The Cambridge History of English and American Literature in 18 Volumes (1907–21).
Volume XI. The Period of the French Revolution.
§ 8. Tales
Little more than two years elapsed before Crabbe published another volume of poetry, in some ways his best. Tales, issued in September, 1812, shows an advance on The Borough in the art of revealing character by narrative. Many of the twenty-one stories are constructed on the same plan—initial happiness converted gradually into misery by intellectual pride or ill-regulated passion; but the variety of the treatment and of the characters prevents monotony. And, if any one were tempted to accuse Crabbe of a lack of humour, Tales should avert such a charge. In this set of stories, more than in any other, he exhibits a humour, bitter, no doubt, but profound, searching and woven into the very stuff of the tale.

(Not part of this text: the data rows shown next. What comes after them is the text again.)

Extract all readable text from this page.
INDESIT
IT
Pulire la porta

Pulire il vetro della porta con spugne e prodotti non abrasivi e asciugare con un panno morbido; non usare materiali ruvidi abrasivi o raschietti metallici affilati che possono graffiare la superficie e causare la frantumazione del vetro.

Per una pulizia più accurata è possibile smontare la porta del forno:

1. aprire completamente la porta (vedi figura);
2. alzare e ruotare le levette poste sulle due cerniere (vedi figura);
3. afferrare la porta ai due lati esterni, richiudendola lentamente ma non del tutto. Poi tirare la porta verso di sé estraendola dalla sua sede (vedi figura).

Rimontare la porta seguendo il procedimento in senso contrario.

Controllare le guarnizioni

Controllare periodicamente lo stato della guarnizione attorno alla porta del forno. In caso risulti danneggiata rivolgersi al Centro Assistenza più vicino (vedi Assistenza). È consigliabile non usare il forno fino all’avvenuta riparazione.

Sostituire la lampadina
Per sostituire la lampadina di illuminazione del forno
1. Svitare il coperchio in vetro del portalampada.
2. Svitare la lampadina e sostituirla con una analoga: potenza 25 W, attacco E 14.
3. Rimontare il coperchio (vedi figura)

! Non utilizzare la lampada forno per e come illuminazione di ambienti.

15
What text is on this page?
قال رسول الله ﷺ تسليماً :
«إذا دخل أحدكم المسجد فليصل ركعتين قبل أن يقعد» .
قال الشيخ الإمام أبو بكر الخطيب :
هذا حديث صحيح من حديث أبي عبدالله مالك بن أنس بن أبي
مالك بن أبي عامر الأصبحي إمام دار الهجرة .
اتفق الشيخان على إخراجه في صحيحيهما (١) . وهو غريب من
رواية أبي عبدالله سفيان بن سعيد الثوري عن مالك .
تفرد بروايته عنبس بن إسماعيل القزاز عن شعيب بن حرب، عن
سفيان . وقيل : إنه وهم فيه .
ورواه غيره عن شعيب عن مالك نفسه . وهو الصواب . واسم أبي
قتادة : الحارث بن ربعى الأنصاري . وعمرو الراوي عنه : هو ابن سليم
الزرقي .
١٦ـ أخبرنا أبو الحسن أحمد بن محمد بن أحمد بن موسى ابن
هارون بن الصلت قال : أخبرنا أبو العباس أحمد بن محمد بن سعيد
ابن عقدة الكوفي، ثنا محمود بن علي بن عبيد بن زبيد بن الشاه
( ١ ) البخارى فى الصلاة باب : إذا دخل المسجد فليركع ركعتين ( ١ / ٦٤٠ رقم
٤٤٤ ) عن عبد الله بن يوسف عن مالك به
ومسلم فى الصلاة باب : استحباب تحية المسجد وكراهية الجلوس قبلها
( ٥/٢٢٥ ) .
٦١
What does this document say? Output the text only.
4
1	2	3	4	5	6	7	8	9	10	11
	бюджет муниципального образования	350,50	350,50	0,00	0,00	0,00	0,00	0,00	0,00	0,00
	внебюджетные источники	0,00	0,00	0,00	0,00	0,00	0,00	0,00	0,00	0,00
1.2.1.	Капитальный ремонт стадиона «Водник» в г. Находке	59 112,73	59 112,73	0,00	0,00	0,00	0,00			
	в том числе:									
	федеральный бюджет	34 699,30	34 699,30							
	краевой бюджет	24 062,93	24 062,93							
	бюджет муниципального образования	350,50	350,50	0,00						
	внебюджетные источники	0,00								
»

The Gentleman Farmer, with its exposition of the daring free-thinker enslaved in three different kinds of bondage—to a woman, a quack doctor and an ostler turned preacher; The Patron, with its picture of the noble family’s reception of their poet-protégé’s death; the masterly comedy of the wooing of a worldling and a puritan in The Frank Courtship—these and several others show Crabbe in complete control of his material, and exercising upon it more of the poet’s (or, rather, perhaps, of the novelist’s) intellectual and emotional labour than he usually bestowed upon the fruits of his observation. Two of the tales have extraneous interests. Tennyson knew and admired Crabbe’s poems, and may have made use in Enoch Arden of his recollections of The Parting Hour; and Charles Lamb founded on The Confidant a comedy called The Wife’s Trial, which, in turn, gave Maria Edgeworth an idea for Helen.